A counterexample for random variable with nonseparable range.

Let $\omega_1$ be the smallest uncountable ordinal. Let $\Omega = [0,\omega_1)$, the set of countable ordinals, with the order topology. Then the Banach space $B = C[0,\omega_1)$ will be used. Note: every real-avalued continuous function on $[0,\omega_1)$ is bounded. Moreover,
$$
\lim_{\alpha \to \omega_1} f(\alpha)
$$
exists for every $f \in B$ and
$\phi : B \to \mathbb R$ defined by
$$
\phi(f) = \lim_{\alpha \to \omega_1} f(\alpha)
$$
is a bounded linear functional.
[The Stone-Cech compactification of $\Omega$ is the one-point compactification of $\Omega$.]

Our measure space is $(\Omega,\mathcal F, \mathbb P)$, where $\mathcal F$ is the countable-cocountable sigma-algebra, and $\mathbb P$ is $0$ on countable sets and $1$ on cocountable sets. Note: if $f \in C[0,\omega_1)$, then the integral is
$$
\int f(\alpha)\;\mathbb P(d\alpha) = \lim_{\alpha \to \omega_1} f(\alpha) = \phi(f) .
$$

Define $F : \Omega \to B$ by $F(\alpha) = \mathbf1_{(\alpha,\omega_1)} $, the indicator function of the interval $(\alpha,\omega_1)$, which is a clopen set.

We will show that that there is no $\mathbb E[F] \in B$ with the property $\mathbb E[R\circ F] = R\big(\mathbb E[F]\big)$ for all bounded linear functionals $R : B \to \mathbb R$. Suppose it does exist.

Fix $\xi \in [0,\omega_1)$. Then $f \mapsto f(\xi)$ is a bounded linear functional, and
$$
F(\alpha)(\xi) = \begin{cases}
1,\quad \alpha < \xi
\\
0,\quad \alpha \ge \xi
\end{cases}
$$
and thus
$$
0 = \lim_{\alpha \to \omega_1} F(\alpha)(\xi) =
\int F(\alpha)(\xi)\;\mathbb P(d\alpha) =
\left(\mathbb E[F]\right)(\xi)
$$
This holds for all $\xi$ so $\mathbb E[F] = \mathbf 0$, the zero element of $B$.

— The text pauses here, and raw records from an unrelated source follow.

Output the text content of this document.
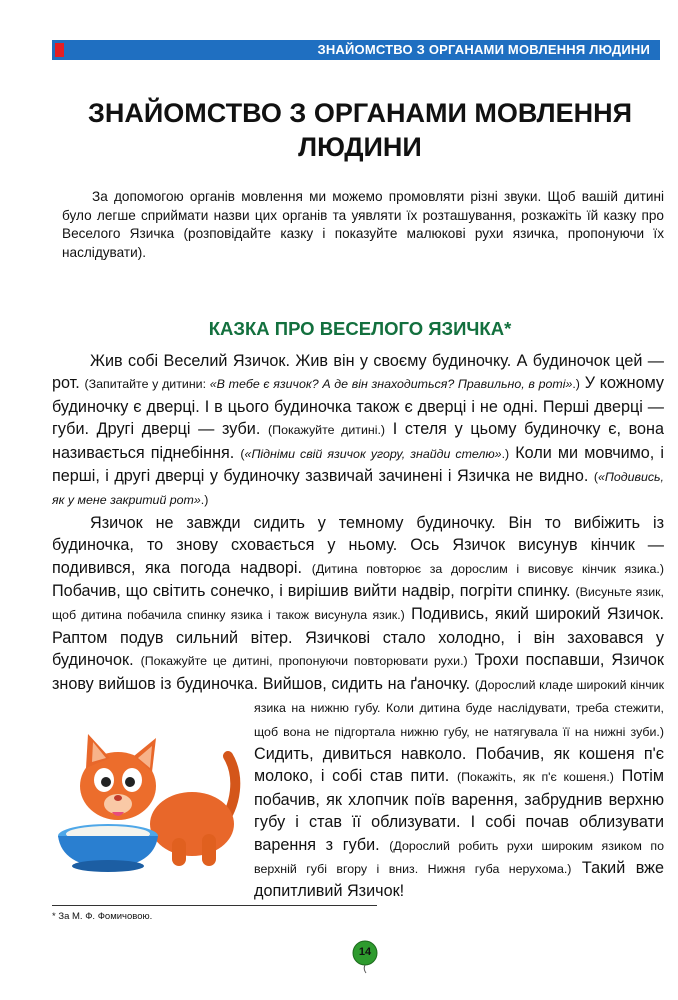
ЗНАЙОМСТВО З ОРГАНАМИ МОВЛЕННЯ ЛЮДИНИ
ЗНАЙОМСТВО З ОРГАНАМИ МОВЛЕННЯ
ЛЮДИНИ

За допомогою органів мовлення ми можемо промовляти різні звуки. Щоб вашій дитині було легше сприймати назви цих органів та уявляти їх розташування, розкажіть їй казку про Веселого Язичка (розповідайте казку і показуйте малюкові рухи язичка, пропонуючи їх наслідувати).

КАЗКА ПРО ВЕСЕЛОГО ЯЗИЧКА*

Жив собі Веселий Язичок. Жив він у своєму будиночку. А будиночок цей — рот. (Запитайте у дитини: «В тебе є язичок? А де він знаходиться? Правильно, в роті».) У кожному будиночку є дверці. І в цього будиночка також є дверці і не одні. Перші дверці — губи. Другі дверці — зуби. (Покажуйте дитині.) І стеля у цьому будиночку є, вона називається піднебіння. («Підніми свій язичок угору, знайди стелю».) Коли ми мовчимо, і перші, і другі дверці у будиночку зазвичай зачинені і Язичка не видно. («Подивись, як у мене закритий рот».)

Язичок не завжди сидить у темному будиночку. Він то вибіжить із будиночка, то знову сховається у ньому. Ось Язичок висунув кінчик — подивився, яка погода надворі. (Дитина повторює за дорослим і висовує кінчик язика.) Побачив, що світить сонечко, і вирішив вийти надвір, погріти спинку. (Висуньте язик, щоб дитина побачила спинку язика і також висунула язик.) Подивись, який широкий Язичок. Раптом подув сильний вітер. Язичкові стало холодно, і він заховався у будиночок. (Покажуйте це дитині, пропонуючи повторювати рухи.) Трохи поспавши, Язичок знову вийшов із будиночка. Вийшов, сидить на ґаночку.
(Дорослий кладе широкий кінчик язика на нижню губу. Коли дитина буде наслідувати, треба стежити, щоб вона не підгортала нижню губу, не натягувала її на нижні зуби.) Сидить, дивиться навколо. Побачив, як кошеня п'є молоко, і собі став пити. (Покажіть, як п'є кошеня.) Потім побачив, як хлопчик поїв варення, забруднив верхню губу і став її облизувати. І собі почав облизувати варення з губи. (Дорослий робить рухи широким язиком по верхній губі вгору і вниз. Нижня губа нерухома.) Такий вже допитливий Язичок!

* За М. Ф. Фомичовою.
14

On the other hand $\phi$ defined above is a bounded linear functional, and
$$
\phi(F(\alpha)) = \lim_{\xi \to \omega_1}F(\alpha)(\xi) = 1
$$
for all $\alpha$.

So
$$
\mathbb E[\phi\circ F] =\int\phi(F(\alpha))\;\mathbb P(d\alpha)
=\int 1\;\mathbb P(d\alpha) = 1 .
$$
This is not equal to $\phi\big(\mathbb E[F]\big) = \phi(\mathbf 0) = 0$.

.....

Now I'm wondering if $F$ is Borel.